Anche Samsung ha deciso di entrare nel mercato dei pagamenti in mobilità. Qualche giorno fa il colosso sudcoreano ha acquistato LoopPay, una startup americana attiva proprio in questo settore. La cifra pagata per l’operazione non è stata ancora svelata.

Secondo molti analisti nei prossimi anni il “mobile payment” sarà un mercato strategico per lo sviluppo dell’economia mondiale. Sempre più transazioni infatti avvengono sotto forma digitale: una parte ancora non molto consistente, ma in crescita, viene realizzata in mobilità attraverso gli smartphone usando sistemi wireless o ibridi (come Square). Un fenomeno questo, iniziato da alcuni anni, ma che non accenna ad arrestarsi, per cui chi si sta muovendo adesso per creare un avanposto nella battaglia del mobile payment si troverà in poco tempo avantaggiato rispetto a quei concorrenti che invece ancora perdurano nell’indecisione.

Google e Apple hanno mostrato di averci visto lungo. Entrambi i player hanno già un proprio sistema attraverso cui effettuare i pagamenti in mobilità, rispettivamente Google Wallet e Apple Pay. Ma quando si muovono aziende enormi come queste due, si rischia che il mercato venga cannibalizzato del tutto: agli altri attori sulla scena cioè potrebbero restare solo briciole. Proprio per questa ragione Samsung ha deciso di non restare fuori da questa partita, mettendo le mani su questa startup.

Il funzionamento di LoopPay è diverso da quello dei suoi diretti concorrenti, perché emula il flusso magnetico che si crea tra la carta di credito e il terminale su cui si effettua la transazione – anziché sfruttare la tecnologia NFC. Questo significa che il sistema non necessita di POS dedicati ma può funzionare già su milioni di apparecchi in suo negli esercizi commerciali. Non per niente, sul sito ufficiale l’azienda si fregia del fatto che oltre 10 milioni di venditori sono già pronti per la sua tecnologia. Anche per questo in patria pare che LoopPay sia stata votata “soluzione n. 1 per il mobile wallet”.

La tecnologia adottata da LoopPay – denominata “Magnetic Secure Transmission” – sta tutta in un piccolo dispositivo che si aggancia alla porta del jack audio dello smartphone; strisciando la propria carta di credito all’interno della fessura presente sul portachiave, l’app dedicata memorizza i dati presenti su di essa. In questo modo il cellulare diventa un vero e proprio portafoglio virtuale che, all’occorrenza, può essere avvicinato ad un POS wireless per effettuare il pagamento con la carta scelta dall’utente.
Come potete vedere dalla foto, il sistema – oltre ad un portachiavi e ad un piccolo dispositivo a forma di carta di credito – prevede anche una cover per alcuni modelli di smartphone.

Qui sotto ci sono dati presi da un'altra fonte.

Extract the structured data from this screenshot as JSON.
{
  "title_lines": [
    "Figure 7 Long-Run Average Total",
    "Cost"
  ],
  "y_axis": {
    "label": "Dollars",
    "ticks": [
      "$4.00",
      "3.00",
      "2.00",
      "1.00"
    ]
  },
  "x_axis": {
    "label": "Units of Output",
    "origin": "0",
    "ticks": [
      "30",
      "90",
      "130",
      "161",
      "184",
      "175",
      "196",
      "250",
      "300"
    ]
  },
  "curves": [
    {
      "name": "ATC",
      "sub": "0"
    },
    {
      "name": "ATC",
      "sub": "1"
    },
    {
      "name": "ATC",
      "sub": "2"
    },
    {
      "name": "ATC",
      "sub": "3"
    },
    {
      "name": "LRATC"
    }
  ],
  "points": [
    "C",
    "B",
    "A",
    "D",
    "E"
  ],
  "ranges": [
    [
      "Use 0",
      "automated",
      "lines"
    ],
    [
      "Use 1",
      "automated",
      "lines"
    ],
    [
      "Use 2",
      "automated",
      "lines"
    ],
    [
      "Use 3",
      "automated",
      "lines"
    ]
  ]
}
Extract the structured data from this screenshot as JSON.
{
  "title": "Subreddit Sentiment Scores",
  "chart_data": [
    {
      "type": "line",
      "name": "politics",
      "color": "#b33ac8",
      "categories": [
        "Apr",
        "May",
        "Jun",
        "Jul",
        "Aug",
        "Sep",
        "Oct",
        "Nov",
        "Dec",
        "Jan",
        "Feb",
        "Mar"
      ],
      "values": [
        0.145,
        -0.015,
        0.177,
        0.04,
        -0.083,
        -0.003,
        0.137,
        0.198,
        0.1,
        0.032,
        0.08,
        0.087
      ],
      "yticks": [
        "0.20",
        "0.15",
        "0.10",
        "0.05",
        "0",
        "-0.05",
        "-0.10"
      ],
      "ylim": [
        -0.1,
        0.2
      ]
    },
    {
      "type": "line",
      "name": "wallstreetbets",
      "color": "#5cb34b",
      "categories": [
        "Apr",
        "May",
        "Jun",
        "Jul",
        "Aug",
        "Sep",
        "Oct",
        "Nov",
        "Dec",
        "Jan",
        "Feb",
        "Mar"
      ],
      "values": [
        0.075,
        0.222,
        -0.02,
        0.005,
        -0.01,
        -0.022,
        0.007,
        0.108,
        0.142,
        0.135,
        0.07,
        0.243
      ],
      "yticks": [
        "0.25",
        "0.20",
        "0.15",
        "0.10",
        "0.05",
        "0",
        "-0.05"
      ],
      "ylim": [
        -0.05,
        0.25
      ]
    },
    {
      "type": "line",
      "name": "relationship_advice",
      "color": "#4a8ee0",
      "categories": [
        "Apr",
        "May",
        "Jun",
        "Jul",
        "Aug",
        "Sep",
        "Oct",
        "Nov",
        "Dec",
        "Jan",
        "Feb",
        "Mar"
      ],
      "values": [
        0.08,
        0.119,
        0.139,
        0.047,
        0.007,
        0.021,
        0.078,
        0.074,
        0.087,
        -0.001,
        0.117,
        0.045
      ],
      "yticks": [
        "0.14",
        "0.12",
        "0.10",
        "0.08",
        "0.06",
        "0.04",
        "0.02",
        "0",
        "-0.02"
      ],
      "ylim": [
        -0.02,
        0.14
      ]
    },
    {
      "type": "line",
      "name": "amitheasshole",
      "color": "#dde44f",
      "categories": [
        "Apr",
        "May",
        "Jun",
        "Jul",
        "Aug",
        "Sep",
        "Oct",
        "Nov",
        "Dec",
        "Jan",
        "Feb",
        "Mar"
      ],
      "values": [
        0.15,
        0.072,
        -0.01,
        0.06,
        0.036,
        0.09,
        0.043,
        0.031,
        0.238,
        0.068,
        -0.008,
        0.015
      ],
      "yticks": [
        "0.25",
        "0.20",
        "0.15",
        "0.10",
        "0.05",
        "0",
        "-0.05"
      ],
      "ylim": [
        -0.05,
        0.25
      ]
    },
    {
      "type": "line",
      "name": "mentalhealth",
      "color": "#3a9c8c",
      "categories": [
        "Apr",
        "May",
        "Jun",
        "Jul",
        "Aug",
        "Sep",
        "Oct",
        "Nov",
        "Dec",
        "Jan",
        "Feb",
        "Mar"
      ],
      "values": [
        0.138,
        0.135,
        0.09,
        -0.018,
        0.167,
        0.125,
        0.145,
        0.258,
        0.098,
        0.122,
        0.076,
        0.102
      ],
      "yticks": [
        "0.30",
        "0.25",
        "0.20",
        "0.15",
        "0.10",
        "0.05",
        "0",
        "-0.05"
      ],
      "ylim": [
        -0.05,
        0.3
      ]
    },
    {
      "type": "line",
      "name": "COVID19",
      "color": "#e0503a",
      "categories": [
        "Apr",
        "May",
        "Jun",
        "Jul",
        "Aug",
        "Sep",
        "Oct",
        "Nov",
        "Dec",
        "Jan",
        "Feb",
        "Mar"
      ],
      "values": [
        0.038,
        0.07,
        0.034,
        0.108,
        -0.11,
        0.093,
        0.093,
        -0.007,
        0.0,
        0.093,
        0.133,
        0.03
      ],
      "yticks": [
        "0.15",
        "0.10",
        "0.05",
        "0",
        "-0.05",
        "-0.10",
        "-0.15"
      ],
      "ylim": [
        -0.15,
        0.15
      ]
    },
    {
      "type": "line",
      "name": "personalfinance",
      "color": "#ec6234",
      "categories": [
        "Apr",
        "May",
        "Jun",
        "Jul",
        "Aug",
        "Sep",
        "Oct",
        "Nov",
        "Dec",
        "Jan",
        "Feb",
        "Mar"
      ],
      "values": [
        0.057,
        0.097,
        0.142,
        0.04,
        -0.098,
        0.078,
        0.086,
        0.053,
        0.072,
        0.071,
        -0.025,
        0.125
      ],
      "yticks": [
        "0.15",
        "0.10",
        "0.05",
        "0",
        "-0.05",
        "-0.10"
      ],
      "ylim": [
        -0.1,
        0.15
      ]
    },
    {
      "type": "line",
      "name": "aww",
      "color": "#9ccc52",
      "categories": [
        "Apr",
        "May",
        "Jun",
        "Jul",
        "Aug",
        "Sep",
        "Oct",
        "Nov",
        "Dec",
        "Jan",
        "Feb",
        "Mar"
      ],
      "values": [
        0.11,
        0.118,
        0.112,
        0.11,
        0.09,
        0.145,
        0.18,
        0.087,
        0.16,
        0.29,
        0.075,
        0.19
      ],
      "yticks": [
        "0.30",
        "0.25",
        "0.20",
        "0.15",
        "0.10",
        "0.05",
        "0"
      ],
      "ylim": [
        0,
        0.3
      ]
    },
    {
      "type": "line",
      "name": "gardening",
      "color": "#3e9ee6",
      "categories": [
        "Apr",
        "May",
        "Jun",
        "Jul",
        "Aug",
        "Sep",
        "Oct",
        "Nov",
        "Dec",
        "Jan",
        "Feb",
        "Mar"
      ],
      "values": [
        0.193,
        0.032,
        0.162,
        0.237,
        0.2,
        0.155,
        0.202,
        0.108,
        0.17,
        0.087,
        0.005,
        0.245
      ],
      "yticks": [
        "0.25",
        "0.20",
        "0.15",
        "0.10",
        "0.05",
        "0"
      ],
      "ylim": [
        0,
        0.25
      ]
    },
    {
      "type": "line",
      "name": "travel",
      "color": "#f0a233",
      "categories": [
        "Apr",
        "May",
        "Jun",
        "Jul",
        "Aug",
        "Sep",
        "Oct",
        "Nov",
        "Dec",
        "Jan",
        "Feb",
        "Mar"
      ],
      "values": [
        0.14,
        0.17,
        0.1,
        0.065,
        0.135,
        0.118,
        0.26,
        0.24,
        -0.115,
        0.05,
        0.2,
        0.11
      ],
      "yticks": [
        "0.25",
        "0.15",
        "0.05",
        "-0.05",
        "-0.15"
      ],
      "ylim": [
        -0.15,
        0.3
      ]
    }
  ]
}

L’acquisizione di LoopPay non mina la sua indipendenza; la società non verrà assorbita, né cambierà nome, ma continuerà ad agire in autonomia – seppur in stretto regime di collaborazione con Samsung Mobile – come ha fatto sin da quando Will Graylin e George Wallner la fondarono a Boston nel 2012. Nel recente passato le due aziende avevano già collaborato per la realizzazione di cover per il Galaxy Note 4 e il Galaxy S5 che integrassero questa nuova tecnologia di pagamento.

Sarà difficile comunque vedere la tecnologia LoopPay sul Samsung Galaxy S6, dal momento che questo smartphone sarà lanciato tra non molto: il suo sviluppo è ormai stato ultimato, mentre l’integrazione di una funzione di questo tipo potrebbe durare diversi mesi, se non anni.